Rogue Valley: Focus on Workforce with Disabilities

by Ainoura Oussenbec

March 6, 2017

The current labor market conditions in the Rogue Valley are characterized by significant workforce shortages. According to OED’s 2016 Job Vacancy report, 71 percent of the local respondents reported difficulties with finding job applicants, much higher than the 64 percent statewide. Usually an employers’ market, thanks to being such a desirable place to live, the Rogue Valley has been in growth mode for several years. Employers report many more jobs would have been added to payrolls, only if there had been enough talent. Slower in-migration and an aging population are some of the factors responsible for the present shortages.
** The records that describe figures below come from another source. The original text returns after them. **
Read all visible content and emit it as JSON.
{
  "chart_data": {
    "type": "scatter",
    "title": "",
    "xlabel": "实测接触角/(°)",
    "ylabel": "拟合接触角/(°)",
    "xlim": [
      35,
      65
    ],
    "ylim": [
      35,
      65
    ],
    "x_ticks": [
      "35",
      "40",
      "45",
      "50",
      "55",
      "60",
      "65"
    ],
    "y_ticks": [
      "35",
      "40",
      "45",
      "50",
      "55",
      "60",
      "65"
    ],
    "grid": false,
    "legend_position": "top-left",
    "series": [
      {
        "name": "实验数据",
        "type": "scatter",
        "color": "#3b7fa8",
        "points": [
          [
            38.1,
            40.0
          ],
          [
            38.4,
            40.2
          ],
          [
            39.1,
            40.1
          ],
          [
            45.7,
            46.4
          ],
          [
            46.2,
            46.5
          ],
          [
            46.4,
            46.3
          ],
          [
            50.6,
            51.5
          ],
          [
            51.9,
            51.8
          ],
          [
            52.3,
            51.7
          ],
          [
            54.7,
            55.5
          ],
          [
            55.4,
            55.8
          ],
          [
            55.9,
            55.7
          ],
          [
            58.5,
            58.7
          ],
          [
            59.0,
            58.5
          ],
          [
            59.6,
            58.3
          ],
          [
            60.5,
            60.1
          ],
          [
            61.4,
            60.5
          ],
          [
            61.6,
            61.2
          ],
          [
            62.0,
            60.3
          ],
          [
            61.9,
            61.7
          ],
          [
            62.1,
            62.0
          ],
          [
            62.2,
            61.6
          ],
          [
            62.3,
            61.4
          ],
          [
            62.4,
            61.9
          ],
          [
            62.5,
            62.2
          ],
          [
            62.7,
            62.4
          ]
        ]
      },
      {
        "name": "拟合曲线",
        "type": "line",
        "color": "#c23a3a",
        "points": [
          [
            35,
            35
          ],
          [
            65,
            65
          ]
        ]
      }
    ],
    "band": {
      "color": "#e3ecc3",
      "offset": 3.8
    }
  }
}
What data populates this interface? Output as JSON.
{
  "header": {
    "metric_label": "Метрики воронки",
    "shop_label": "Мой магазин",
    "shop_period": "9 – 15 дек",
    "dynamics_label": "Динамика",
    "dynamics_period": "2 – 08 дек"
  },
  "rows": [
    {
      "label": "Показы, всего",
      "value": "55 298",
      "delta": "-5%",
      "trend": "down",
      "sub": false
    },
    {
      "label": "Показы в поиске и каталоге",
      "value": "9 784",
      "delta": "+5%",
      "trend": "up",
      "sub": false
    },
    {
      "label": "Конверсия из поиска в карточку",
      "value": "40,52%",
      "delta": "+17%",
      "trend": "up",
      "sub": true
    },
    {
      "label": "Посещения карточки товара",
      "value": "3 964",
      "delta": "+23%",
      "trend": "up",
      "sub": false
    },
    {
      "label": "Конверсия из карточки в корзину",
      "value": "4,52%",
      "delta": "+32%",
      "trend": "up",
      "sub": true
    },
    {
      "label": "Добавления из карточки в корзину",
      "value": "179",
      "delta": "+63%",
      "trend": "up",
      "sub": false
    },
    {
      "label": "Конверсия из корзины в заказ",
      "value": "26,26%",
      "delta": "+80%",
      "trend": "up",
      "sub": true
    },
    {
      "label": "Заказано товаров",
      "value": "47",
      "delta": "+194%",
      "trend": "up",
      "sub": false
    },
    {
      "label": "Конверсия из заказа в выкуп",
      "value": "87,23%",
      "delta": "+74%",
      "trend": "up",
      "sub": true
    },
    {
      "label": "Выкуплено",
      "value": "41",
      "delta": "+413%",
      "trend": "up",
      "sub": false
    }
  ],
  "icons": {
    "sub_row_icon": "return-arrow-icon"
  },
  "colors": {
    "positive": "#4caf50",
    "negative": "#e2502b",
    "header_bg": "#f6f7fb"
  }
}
Perhaps, now is the time for the local employers to cast a much wider net for their potential applicant pool. Instead of looking only for those “ideal” candidates who perfectly fit the job descriptions, maybe recruiters can, in addition, consider local talent that can be developed with time. Young job seekers without experience, older workers lacking in social media skills, or workers with disabilities were easily overlooked during the difficult economic times. These candidates may now be an employer’s best investment.
According to Census data from the American Community Survey 2015, both Jackson and Josephine counties (red and blue bars in the graph) have higher percentages of people with disabilities, in every category, compared with Oregon and the nation.

To address the higher need, several organizations in the Rogue Valley work with people with disabilities, for instance, ASPIRE and Living Opportunities. These organizations offer “supported employment” services, which means their staff can oversee, coach and, in essence, “supervise” the clients hired out in the community.

The job coaches from these support organizations will make sure the selected workers will show up at work and contribute. This model can save time and money for the businesses willing to open up certain jobs to the less “traditional” workforce. With careful planning and an open mind, there can be win-win solutions for all concerned.